Financing is the hot button issue affecting how to facilitate the ability of developing countries to adapt to the effects of climate change and reduce greenhouse gas emissions.  Two of the main issues in this year’s negotiations at COP19 are about how to put money in the hands of those who need it the most and to secure the remainder of the promised amount from donor countries.

It all began in Copenhagen in 2009 during COP15, with developed countries pledging to deliver $100 billion to developing countries by 2020 in order to offset any future climate damage-related disasters caused by their emissions. The thinking goes that developed countries are most responsible for the emissions already in the atmosphere, so they are most responsible for helping vulnerable countries deal with the effects of climate change. The first portion of $30 billion is the ‘Fast Start Fund,’ meant to be disbursed during 2010-2012.

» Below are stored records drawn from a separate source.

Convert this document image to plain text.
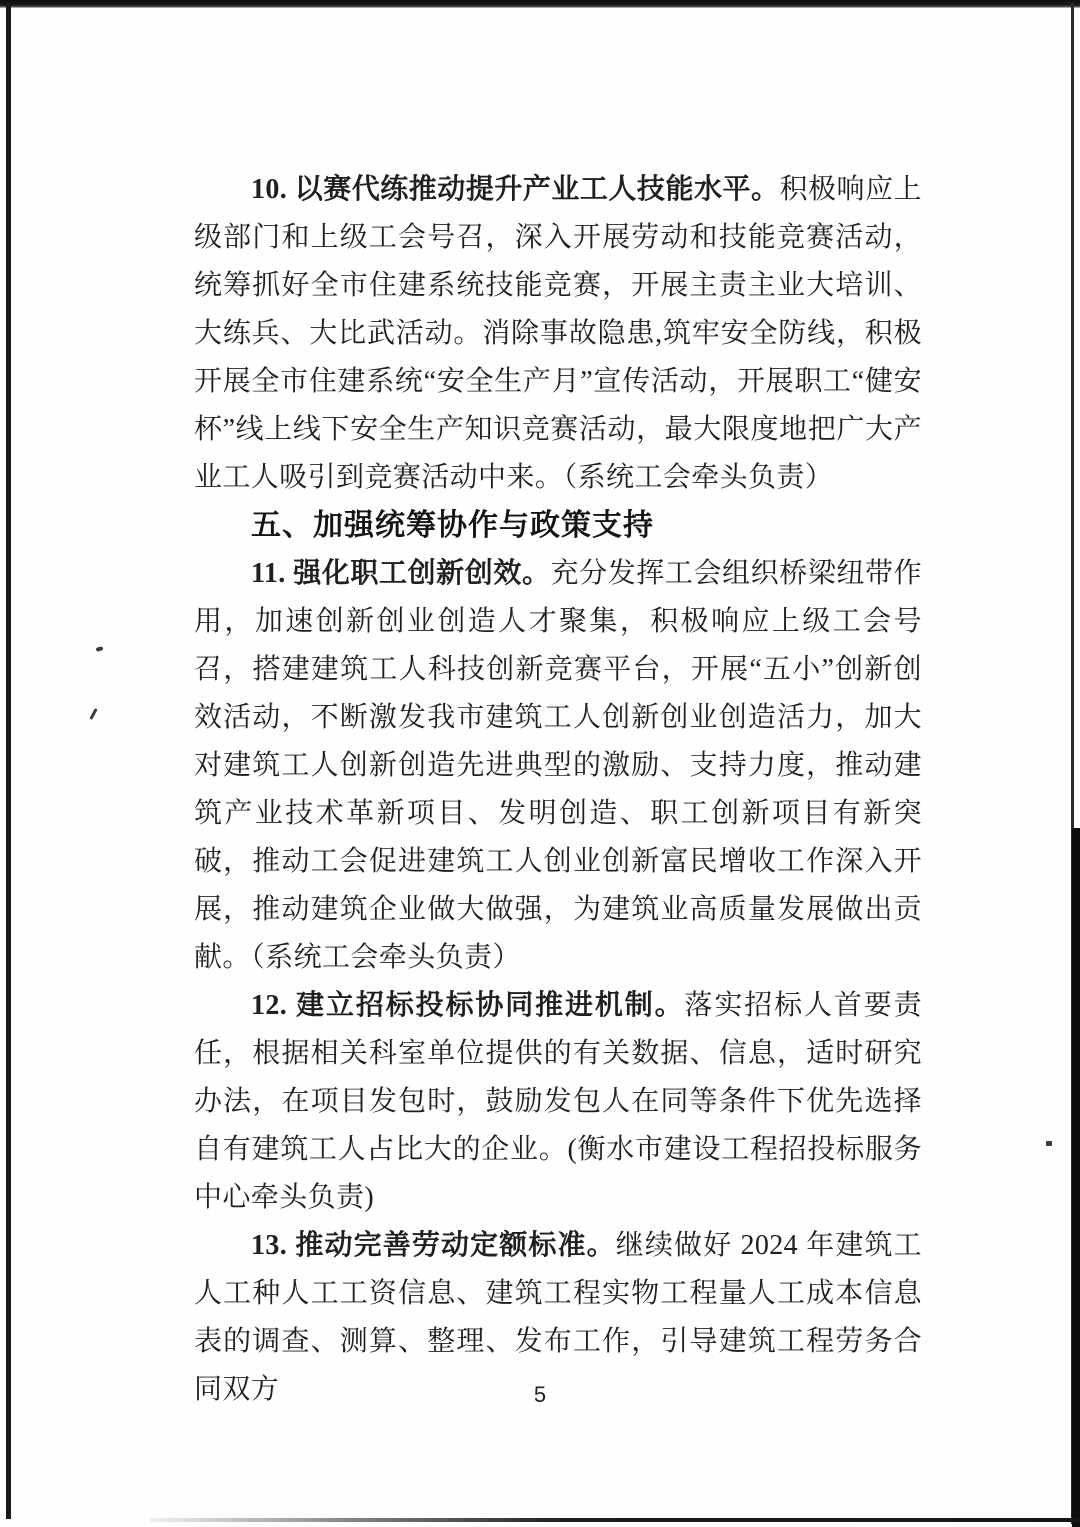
10. 以赛代练推动提升产业工人技能水平。积极响应上级部门和上级工会号召，深入开展劳动和技能竞赛活动，统筹抓好全市住建系统技能竞赛，开展主责主业大培训、大练兵、大比武活动。消除事故隐患,筑牢安全防线，积极开展全市住建系统“安全生产月”宣传活动，开展职工“健安杯”线上线下安全生产知识竞赛活动，最大限度地把广大产业工人吸引到竞赛活动中来。（系统工会牵头负责）

五、加强统筹协作与政策支持

11. 强化职工创新创效。充分发挥工会组织桥梁纽带作用，加速创新创业创造人才聚集，积极响应上级工会号召，搭建建筑工人科技创新竞赛平台，开展“五小”创新创效活动，不断激发我市建筑工人创新创业创造活力，加大对建筑工人创新创造先进典型的激励、支持力度，推动建筑产业技术革新项目、发明创造、职工创新项目有新突破，推动工会促进建筑工人创业创新富民增收工作深入开展，推动建筑企业做大做强，为建筑业高质量发展做出贡献。（系统工会牵头负责）

12. 建立招标投标协同推进机制。落实招标人首要责任，根据相关科室单位提供的有关数据、信息，适时研究办法，在项目发包时，鼓励发包人在同等条件下优先选择自有建筑工人占比大的企业。(衡水市建设工程招投标服务中心牵头负责)

13. 推动完善劳动定额标准。继续做好 2024 年建筑工人工种人工工资信息、建筑工程实物工程量人工成本信息表的调查、测算、整理、发布工作，引导建筑工程劳务合同双方	5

But with the ‘Fast Start’ period having ended, $35 billion is pledged, but only $27.1 billion has actually been given thus far. Developed countries say the target of ‘Fast Start’ was exceeded by $5 billion. In theory, this sounds like the kind of solid beginning an adaptation fund would need to reach the 2020 goal. In reality, wily accounting has done little to help those most vulnerable to the effects of climate change.

According the UNFCCC, funding provided in the Fast Start Fund (FSF) must be “new and additional,” meaning no existing money earmarked for development and aid projects can be counted towards the pledge. If this seems a large burden on developed countries, it may very well be, but they are the ones who agreed to this in 2009.  Also, the amount of relief funds these countries dole out could far exceed any pledged money should Haiyan, Katrina, and Fukushima-like disasters keep occurring.  Whether you believe disasters like Haiyan, Katrina, and Fukushima are caused by climate change, they are expensive to recover from.  The U.S. is spending $60 billion in projects after Hurricane Sandy – so far.

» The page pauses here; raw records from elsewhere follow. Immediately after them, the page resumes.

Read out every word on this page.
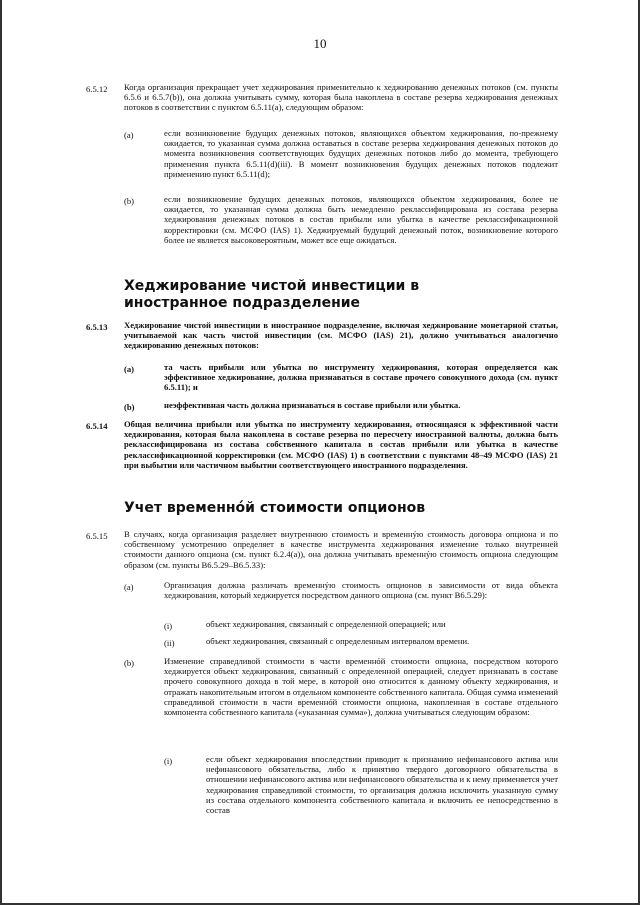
10
6.5.12 Когда организация прекращает учет хеджирования применительно к хеджированию денежных потоков (см. пункты 6.5.6 и 6.5.7(b)), она должна учитывать сумму, которая была накоплена в составе резерва хеджирования денежных потоков в соответствии с пунктом 6.5.11(a), следующим образом:
(a)	если возникновение будущих денежных потоков, являющихся объектом хеджирования, по-прежнему ожидается, то указанная сумма должна оставаться в составе резерва хеджирования денежных потоков до момента возникновения соответствующих будущих денежных потоков либо до момента, требующего применения пункта 6.5.11(d)(iii). В момент возникновения будущих денежных потоков подлежит применению пункт 6.5.11(d);
(b)	если возникновение будущих денежных потоков, являющихся объектом хеджирования, более не ожидается, то указанная сумма должна быть немедленно реклассифицирована из состава резерва хеджирования денежных потоков в состав прибыли или убытка в качестве реклассификационной корректировки (см. МСФО (IAS) 1). Хеджируемый будущий денежный поток, возникновение которого более не является высоковероятным, может все еще ожидаться.
Хеджирование чистой инвестиции в иностранное подразделение
6.5.13 Хеджирование чистой инвестиции в иностранное подразделение, включая хеджирование монетарной статьи, учитываемой как часть чистой инвестиции (см. МСФО (IAS) 21), должно учитываться аналогично хеджированию денежных потоков:
(a)	та часть прибыли или убытка по инструменту хеджирования, которая определяется как эффективное хеджирование, должна признаваться в составе прочего совокупного дохода (см. пункт 6.5.11); и
(b)	неэффективная часть должна признаваться в составе прибыли или убытка.
6.5.14 Общая величина прибыли или убытка по инструменту хеджирования, относящаяся к эффективной части хеджирования, которая была накоплена в составе резерва по пересчету иностранной валюты, должна быть реклассифицирована из состава собственного капитала в состав прибыли или убытка в качестве реклассификационной корректировки (см. МСФО (IAS) 1) в соответствии с пунктами 48–49 МСФО (IAS) 21 при выбытии или частичном выбытии соответствующего иностранного подразделения.
Учет временнóй стоимости опционов
6.5.15 В случаях, когда организация разделяет внутреннюю стоимость и временнýю стоимость договора опциона и по собственному усмотрению определяет в качестве инструмента хеджирования изменение только внутренней стоимости данного опциона (см. пункт 6.2.4(a)), она должна учитывать временнýю стоимость опциона следующим образом (см. пункты В6.5.29–В6.5.33):
(a)	Организация должна различать временнýю стоимость опционов в зависимости от вида объекта хеджирования, который хеджируется посредством данного опциона (см. пункт В6.5.29):
(i)	объект хеджирования, связанный с определенной операцией; или
(ii)	объект хеджирования, связанный с определенным интервалом времени.
(b)	Изменение справедливой стоимости в части временнóй стоимости опциона, посредством которого хеджируется объект хеджирования, связанный с определенной операцией, следует признавать в составе прочего совокупного дохода в той мере, в которой оно относится к данному объекту хеджирования, и отражать накопительным итогом в отдельном компоненте собственного капитала. Общая сумма изменений справедливой стоимости в части временнóй стоимости опциона, накопленная в составе отдельного компонента собственного капитала («указанная сумма»), должна учитываться следующим образом:
(i)	если объект хеджирования впоследствии приводит к признанию нефинансового актива или нефинансового обязательства, либо к принятию твердого договорного обязательства в отношении нефинансового актива или нефинансового обязательства и к нему применяется учет хеджирования справедливой стоимости, то организация должна исключить указанную сумму из состава отдельного компонента собственного капитала и включить ее непосредственно в состав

Loans have been counted as approximately 48 percent of the FSF, according to World Resources Institute. In case you were wondering, loans need to be repaid.  Also counted towards FSF is money for other UN agencies, private companies, and NGOs who then working with developing countries on climate change projects. Developing countries argue that funneling funds this way should not count towards the FSF total because their governments never actually see the money.

Why not include private sector funds in the FSF? Private sector companies are arguably the ones who are really responsible for climate change.

Wu tells UN Dispatch it is a matter of knowing business: “when we talk about adaptation activities, these are things where it’s going to be very difficult to turn a profit.”  He notes that “infrastructural things, like building cyclone shelters in Bangladesh or building seawalls” have no real return on investment for the corporations that could afford those kinds of projects.

The private sector needs to be included in the discussion, of course.  Of course, climate change is not just an environmental or financial issue. Political and social factors also make it “very hard to find a role for private sector,” Wu tells us.

Whether public or private funding, climate finance needs to have a roadmap and guarantee, not just more pledged funds.  As Lidy Nacpil of NGO Jubilee South stated, “we cant have this very ad-hoc, very knee jerk responses every time there is such an extreme weather event.”  But pleas for more secure financing will likely fall on deaf ears, as US Special Envoy for Climate Change Todd Stern said in October of this year, “no step change in overall levels of public funding from developed countries is likely to come anytime soon.”